The problem resulted from the weldline is much significant in a case that the molten resin is mixed with pigments for expressing a texture to a product.
In addition, it is highly possible that the weldline is generated at a rear side of a core (reference symbol 14 in FIG. 2) in a case that the core 14 is provided in the cavity 17 of the mold 11 even if the resin is injected through the single gate 13a unlike the case shown in FIG. 1.
FIG. 2 shows the mold 11 provided with the core 14.
Referring to FIG. 2, it will be seen that the molten resin 19 injected into the cavity 17 through the single gate 13a flows viscously in a direction of an arrow P to fill gradually the cavity 17. The molten resin 19 is divided by the core 14 and then meets again at the rear side of the core 14. In other words, flow divided by the core 14 come to join again at the rear side of the core 14.
Such joining results in the same problem as that occurred when the two flows (which are flowed in through different gates) meet as described through FIG. 1. In other words, it results in the weldline R.
FIGS. 3, 4 and 5 are for explaining the problem of the conventional injection mold shown in FIG. 1.
FIG. 3 shows flow property of the pigments 21 at the vicinity of the weldline R in FIG. 1. The molten resin is primarily a viscous fluid, and when it flows inside a flow path a center portion thereof flows quickest and a portion adjacent to a wall flows slower as it approaches to the wall. Generally, a flow layer at a center portion is referred as a core layer C and a flow layer at an outer portion (i.e. between the core layer and wall) is referred as a skin layer S.
Anyway, referring to FIG. 3, the core layers C which meet together while flowing in z-direction in the cavity 17 of the mold collide with each other and then flow back in the opposite direction (while spreading out toward a circumference as a fountain). At this time, the cavity is in a state of being filled with the molten resin and thus there is no inflow of the molten resin. Therefore, the molten resin, which flows back in the opposite direction after colliding and then is located in the skin layer, is not able to move any more and then solidified at the place to become a product.

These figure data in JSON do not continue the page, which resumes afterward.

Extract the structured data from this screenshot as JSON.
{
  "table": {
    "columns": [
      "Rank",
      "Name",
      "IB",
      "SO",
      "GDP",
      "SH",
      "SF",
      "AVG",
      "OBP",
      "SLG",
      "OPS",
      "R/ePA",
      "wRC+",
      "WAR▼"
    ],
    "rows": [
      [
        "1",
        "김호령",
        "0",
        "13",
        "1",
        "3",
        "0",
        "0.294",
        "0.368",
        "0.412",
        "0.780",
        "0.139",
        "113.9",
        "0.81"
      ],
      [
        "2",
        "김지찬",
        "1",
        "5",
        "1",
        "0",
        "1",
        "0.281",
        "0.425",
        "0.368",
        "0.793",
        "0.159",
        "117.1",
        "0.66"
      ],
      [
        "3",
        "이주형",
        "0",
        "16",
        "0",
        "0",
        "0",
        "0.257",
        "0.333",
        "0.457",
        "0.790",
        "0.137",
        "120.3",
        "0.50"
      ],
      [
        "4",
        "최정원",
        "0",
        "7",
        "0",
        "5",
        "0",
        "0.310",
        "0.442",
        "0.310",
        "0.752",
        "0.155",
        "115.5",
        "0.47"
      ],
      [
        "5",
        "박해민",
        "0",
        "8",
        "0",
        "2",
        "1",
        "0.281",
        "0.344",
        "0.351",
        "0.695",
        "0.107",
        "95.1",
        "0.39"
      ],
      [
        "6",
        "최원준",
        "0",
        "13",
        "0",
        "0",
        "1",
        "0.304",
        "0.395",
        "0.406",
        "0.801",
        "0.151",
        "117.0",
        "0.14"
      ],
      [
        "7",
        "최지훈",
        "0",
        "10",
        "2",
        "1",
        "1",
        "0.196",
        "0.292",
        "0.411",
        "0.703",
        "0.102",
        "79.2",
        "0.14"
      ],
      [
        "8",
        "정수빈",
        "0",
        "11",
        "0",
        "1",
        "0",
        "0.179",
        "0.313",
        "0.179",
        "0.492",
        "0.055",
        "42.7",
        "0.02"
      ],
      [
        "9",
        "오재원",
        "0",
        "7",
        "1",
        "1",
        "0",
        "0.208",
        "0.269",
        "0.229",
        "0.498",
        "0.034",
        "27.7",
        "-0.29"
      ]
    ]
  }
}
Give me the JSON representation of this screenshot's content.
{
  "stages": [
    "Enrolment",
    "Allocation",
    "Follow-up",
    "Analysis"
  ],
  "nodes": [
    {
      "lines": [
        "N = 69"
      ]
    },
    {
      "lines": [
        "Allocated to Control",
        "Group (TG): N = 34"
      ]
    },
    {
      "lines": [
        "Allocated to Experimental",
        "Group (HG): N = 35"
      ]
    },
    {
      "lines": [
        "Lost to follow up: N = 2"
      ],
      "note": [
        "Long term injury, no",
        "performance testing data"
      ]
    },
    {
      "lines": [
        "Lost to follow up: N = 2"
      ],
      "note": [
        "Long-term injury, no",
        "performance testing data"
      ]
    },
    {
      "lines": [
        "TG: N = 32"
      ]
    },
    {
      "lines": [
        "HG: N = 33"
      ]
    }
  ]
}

Meanwhile, the pigments 21 mixed in the molten resin move along the flow of the molten resin and then stop after being oriented in a pattern shown FIG. 3. Thus, a low content area A in which a content of the pigment is very low is generated at upper and lower portions of the weldline. The low content area A is a portion in which the content of the pigments 21 is very low than the other portion, and looks as dark as a light reflecting area is decreased and causes, particularly in a case that the pigment 21 is a flake type as shown, a result that the texture is not expressed at such portion of a product.
FIG. 4 is a sectional view showing a state that the molten resin 19 having the flows is solidified inside the mold. As shown, it will be seen that the low content area A is located at a vicinity of the weldline R. When opening the cavity plate 13 from the core plate 15 and taking an injection molded product B, it will be easily seen that a center portion of the product B, i.e. the low content area A at the vicinity of the weldline R looks darker than the other areas as shown in FIG. 5. Such product is classified as a defective.
FIG. 6 is a sectional view taken along line Q-Q in FIG. 2 for explaining the problem of the conventional injection mold shown in FIG. 2.
Referring to the drawing, it will be seen that the low content area A is located at a side portion of the mold 14. The low content area A is generated by the same cause as the description in relation to FIG. 3 and is expressed as the weldline R on a surface of the product.